As you know, under section 28 of the FDI Act (12 U.S.C. 1831e) and section 303.13 of the FDIC's regulations, a state savings association may engage in an activity, or make an equity investment, without the need for the FDIC's approval if such activity or equity investment is "permissible" for a federal savings association. If the activity is not "permissible" for a federal savings association, the state savings association must obtain the FDIC's prior approval to engage in the conduct. The FDIC is required by statute, when processing requests for permission to engage in an activity that is impermissible for a federal savings association, to evaluate whether the conduct of the "impermissible" activity by the state savings association will pose a significant risk to the deposit insurance fund. The FDIC is constrained from granting approval to a state savings association that is not in compliance with the fully phased-in capital requirements imposed under section 5(t) of the Home Owners' Loan Act ("HOLA", 12 U.S.C. 1464(t)).

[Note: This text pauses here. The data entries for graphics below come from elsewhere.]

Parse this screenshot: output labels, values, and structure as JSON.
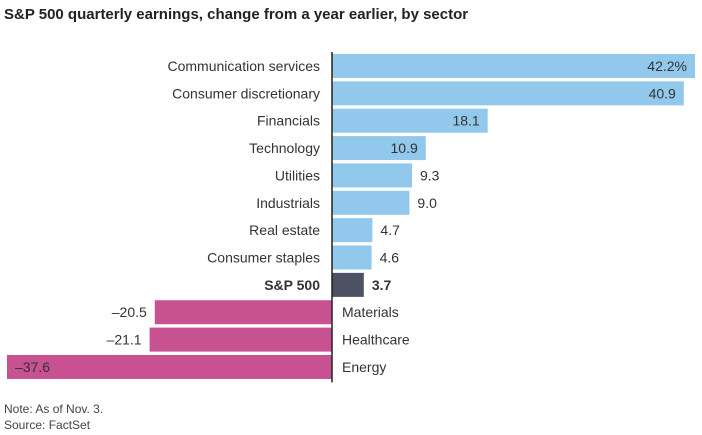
{
  "title": "S&P 500 quarterly earnings, change from a year earlier, by sector",
  "note": "Note: As of Nov. 3.",
  "source": "Source: FactSet",
  "colors": {
    "positive": "#92c8eb",
    "highlight": "#4c5263",
    "negative": "#c85191",
    "axis": "#222222"
  },
  "chart_data": {
    "type": "bar",
    "orientation": "horizontal",
    "title": "S&P 500 quarterly earnings, change from a year earlier, by sector",
    "categories": [
      "Communication services",
      "Consumer discretionary",
      "Financials",
      "Technology",
      "Utilities",
      "Industrials",
      "Real estate",
      "Consumer staples",
      "S&P 500",
      "Materials",
      "Healthcare",
      "Energy"
    ],
    "values": [
      42.2,
      40.9,
      18.1,
      10.9,
      9.3,
      9.0,
      4.7,
      4.6,
      3.7,
      -20.5,
      -21.1,
      -37.6
    ],
    "value_labels": [
      "42.2%",
      "40.9",
      "18.1",
      "10.9",
      "9.3",
      "9.0",
      "4.7",
      "4.6",
      "3.7",
      "–20.5",
      "–21.1",
      "–37.6"
    ],
    "highlight": "S&P 500",
    "unit": "%",
    "xlim": [
      -37.6,
      42.2
    ],
    "grid": false,
    "legend": "none"
  }
}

Equity investments are subject to a similar process with one exception. The statute only provides an avenue for a state savings association to obtain approval for an impermissible equity investment in a service corporation, i.e., to invest more in a service corporation than permissible for federals or to invest in a service corporation that engages in an activity that a service corporation owned by a federal could not engage in.

Based upon our reading of the language of section 28 of the FDI Act and its legislative history, it is our conclusion that it was the intent of Congress to put state and federally chartered savings associations on an equal footing insofar as their activities and equity investments are concerned. It was contemplated, however, that state savings associations could exercise a power, or make an equity investment, that a federal savings association could not, provided that the FDIC was satisfied that allowing a state savings association to do so would not pose a significant risk to the insurance fund.

The statutory reference to activities or equity investments that are "permissible" for federal savings associations is itself capable of different constructions. The legislative history clearly states, however, that an activity will not be considered permissible for a federal savings association if it is impermissible under regulations prescribed under section 5 of HOLA which sets forth the powers of federal associations. 135 Cong. Rec. S6914, daily ed. June 19, 1989, section by section analysis of S. 774. Thus, the conditions and restrictions to which a federal savings association is subject pursuant to OTS regulation when it engages in a particular activity, or makes a particular equity investment, are relevant in applying section 28. Our initial posture is therefore that a state association must meet those conditions and restrictions in order for the activity or equity investment to be permissible for a state savings association without the savings association first obtaining the FDIC's approval.

Likewise, if a federal savings association cannot engage in a particular activity, or make a particular equity investment, without the prior approval of the OTS, then the FDIC will not consider the activity or equity investment one that a state savings association can engage in or make without the FDIC's approval. It is only fitting that the propriety of a state savings association engaging in a particular activity, or making a particular equity investment, be reviewed at the federal level by the FDIC if a federal savings association's involvement in such activity or equity investment is subject to federal oversight.

While we will generally adopt the above described posture, we are not adverse to determining that an activity or equity investment is permissible without the need for the FDIC's prior approval despite the fact that there is some difference in the manner in which the state would allow its institutions (or their subsidiary service corporations) to conduct the activity or make the equity investment provided that the difference does not, in our opinion, materially alter the nature of the activity or the equity investment or the risk characteristics associated therewith. Our initial posture, however, is that an application should be filed with the FDIC whenever differences do exist.